This week marks seven years of me doing stand-up comedy as a professional. Since 2008 I’ve called myself a professional comedian. Those two months after February 2008 were me being essentially being an asshole because my next paying gig wouldn’t come until December 2008.

I obtained my first gig off the strong performance that I gave after I had won a contest at my college. Now in hindsight this wasn’t the best contest, but it was a Bill Cosby impersonation contest. Now I didn’t win it by drugging the judges. I actually did his dentist bit and didn’t try to do the impression of an impression of Bill Cosby. I had won the contest and won front row tickets to his show that was going to be on campus the next week. After I found out I won they asked me to do the impression again. I asked if I could do my own material. I did and it went well.
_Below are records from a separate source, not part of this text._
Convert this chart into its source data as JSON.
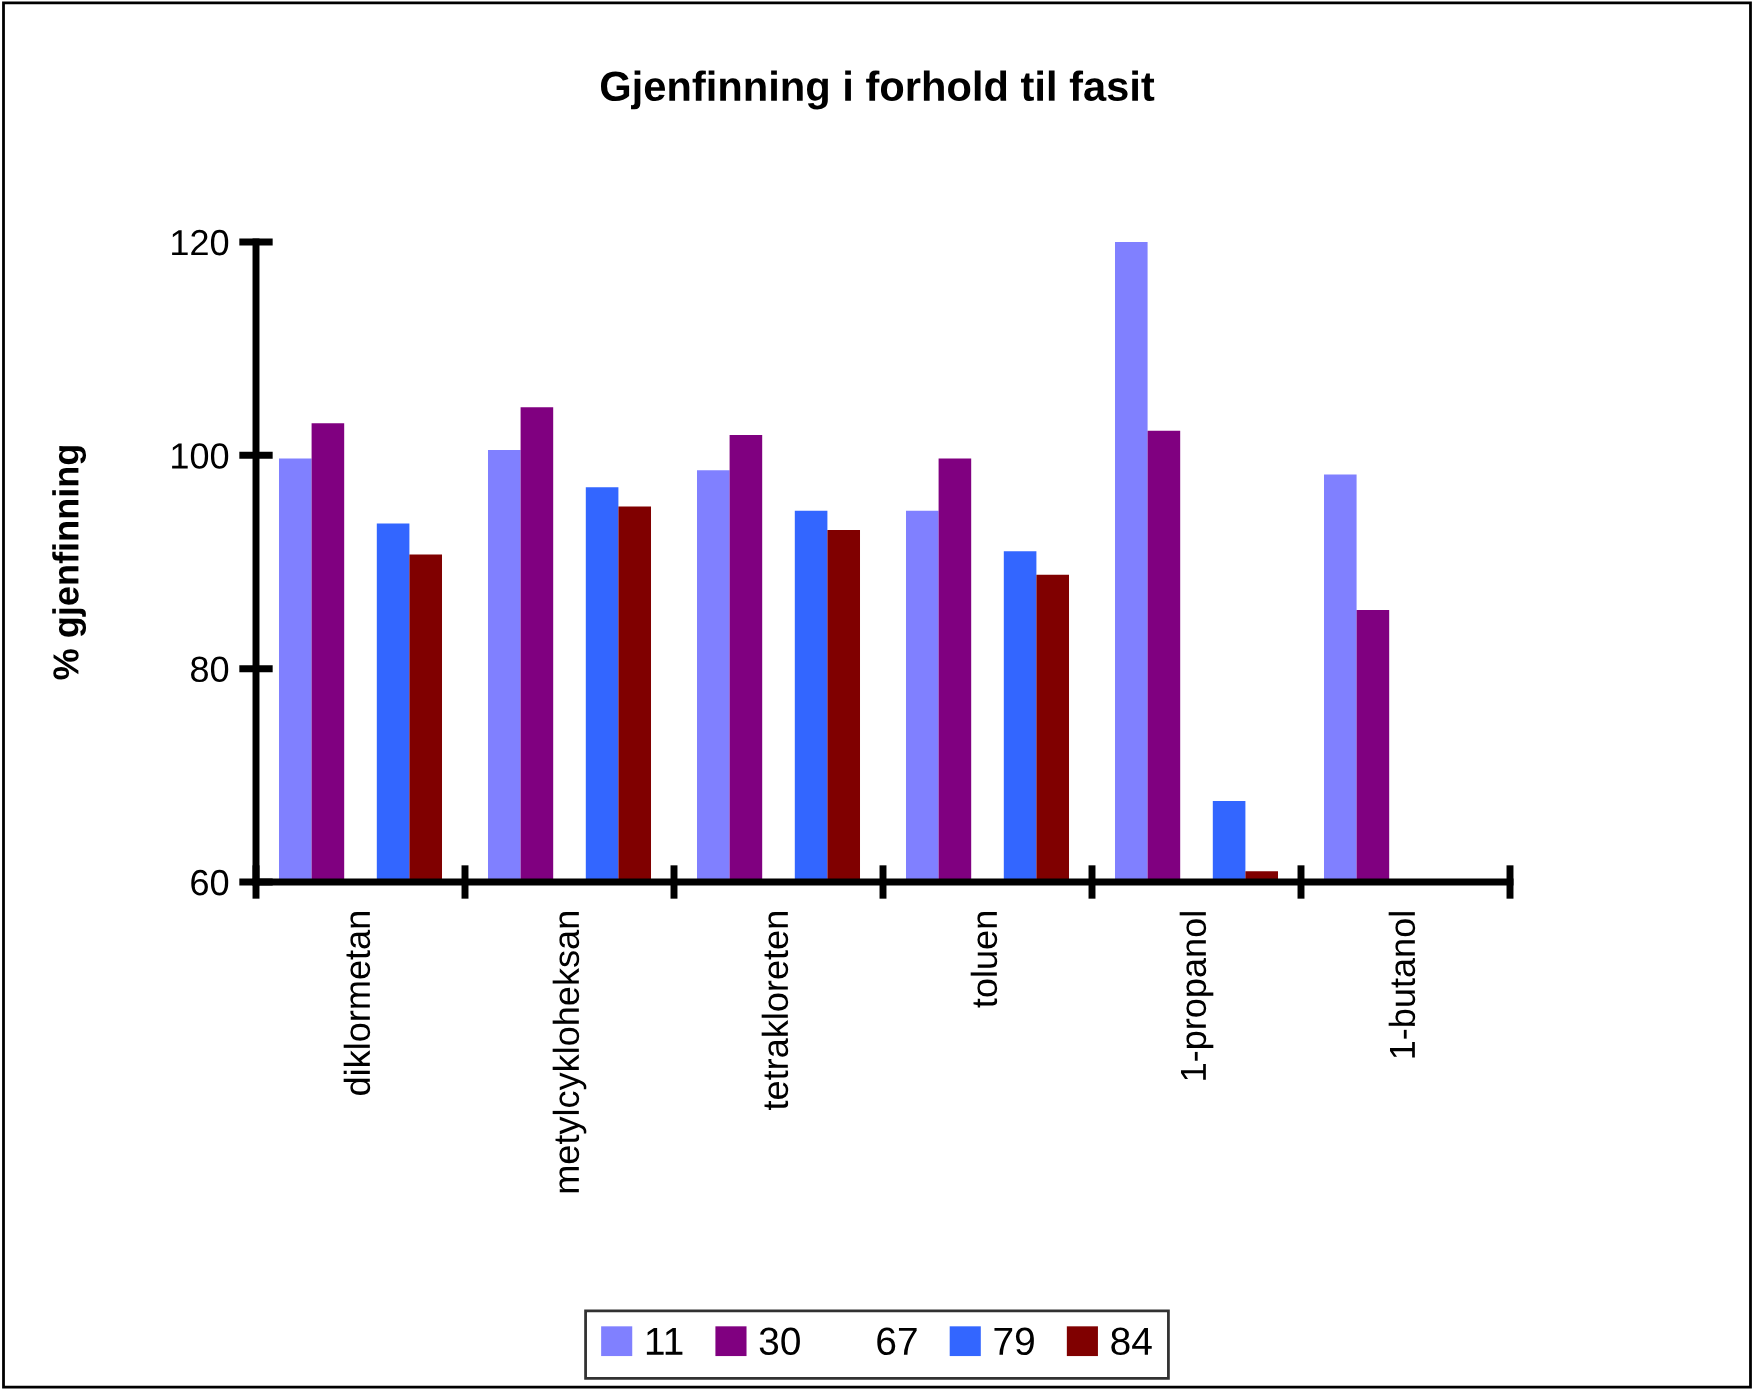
{
  "chart_data": {
    "type": "bar",
    "title": "Gjenfinning i forhold til fasit",
    "ylabel": "% gjenfinning",
    "categories": [
      "diklormetan",
      "metylcykloheksan",
      "tetrakloreten",
      "toluen",
      "1-propanol",
      "1-butanol"
    ],
    "series": [
      {
        "name": "11",
        "color": "#8080ff",
        "values": [
          99.7,
          100.5,
          98.6,
          94.8,
          120,
          98.2
        ]
      },
      {
        "name": "30",
        "color": "#800080",
        "values": [
          103.0,
          104.5,
          101.9,
          99.7,
          102.3,
          85.5
        ]
      },
      {
        "name": "67",
        "values": [
          null,
          null,
          null,
          null,
          null,
          null
        ]
      },
      {
        "name": "79",
        "color": "#3366ff",
        "values": [
          93.6,
          97.0,
          94.8,
          91.0,
          67.6,
          null
        ]
      },
      {
        "name": "84",
        "color": "#800000",
        "values": [
          90.7,
          95.2,
          93.0,
          88.8,
          61.0,
          null
        ]
      }
    ],
    "ylim": [
      60,
      120
    ],
    "yticks": [
      60,
      80,
      100,
      120
    ],
    "grid": false,
    "legend": "bottom"
  }
}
A few weeks later I totally ate it at the actual stand-up comedy contest that our college put on. I didn’t stand a chance. I followed a girl who did a parody of some Usher song which roughly had to do with her pooping. My energy wasn’t there I knew that she was going to win just by the cheer enjoyment people got out of it. My other mistake was starting my set out with, “Oh, I didn’t write any jokes about taking a shit, so this might go poorly.”

It did.

Luckily, a week later a girl in one of my classes asked me if I wanted to be the opener for the stand-up show that was going to be happening later in the winter. I found out that the person who is in charge of booking stand-up at my college saw me perform after the Bill Cosby contest and thankfully not after my performance in the college wide stand-up contest.

I had to prepare 10 minutes of comedy for a show that was essentially 2 months away. I think I had 10, but it was probably less. The other thing was that I had nowhere to work on material to make sure it was good. There was no place that I could go that would be a good gauge of if my stand-up would work. I essentially had to run it by friends in their dorm rooms which is always what someone wants to hear. “Hey I have this bit I’m working out, want to sit there in silence while I tell you it?”

My one time to perform was at a campus wide talent competition. I was the only one to do stand-up which I felt gave me a leg up in the, “Hey this isn’t a guy playing a song on guitar” category. I didn’t win anything, but I felt a lot more confidant afterwards and a lot better about myself than my last set.

In the week leading up to the show I honed in the 10 minutes like a mad man. I timed it out and I tried to hold where I thought laughs would be.  I had my 10 minute set down to a tee.

The night of the show I find out that the headliner is not going to be able to make it because his flight was cancelled. SO it was just me and the feature act. The feature was going to do his time and then do the headliner’s spot as well. As a joke I asked if I could do a little more time. The response to that was could you do 20? I said yes for some reason and immediately needed my notebook of jokes. I had someone run to my dorm and get my book and bring it back to the show. Luckily I got there an hour before had so I had way too much time to pine over what jokes to add to the end of the set.


I don’t remember a lot about that set. I know that the primaries had just happened so I did a joke about that. I did a joke about my Dad and being bad at technology and how he became an ordained minister online and not only did weddings but did baptisms as well. I did a joke about what I called a “Woo Girl” the girls that go to the bars and are always drunk and yelling “Woo” and how that there is a fine line between Woo and Whore. 

I did my 10 minute set and then pulled out note cards and explained to the crowd that I had not prepared for another 10 minutes of jokes. So if jokes didn’t work it to not feel bad. I wasn’t planning on doing them. In my back 10 half I did jokes about being on Jeopardy and how the contestants have smart professions and there has never been a contestant who used to be a meth dealer. I also did a joke about the phrase, “Are you having fun yet?” in regards to a shitty job. I would take that questions and just try and sound crazy by responding with, “My Mom invented Triscuits!” That phrase turned into a callback by the next comedian.

Luckily the whole set fine. I got some kind words from the other comedian and the rest of the night I was riding pretty high. It kept me motivated, it made me want to keep getting on stage and keep writing.

Hopefully 7 years from now I’m still doing stand-up. That’d be pretty cool. Actually, if I’m doing anything comedy related that’d be cool. Stand-up, acting, writing; I don’t really care. Comedy is pretty cool. So just being able to do anything with it is pretty amazing.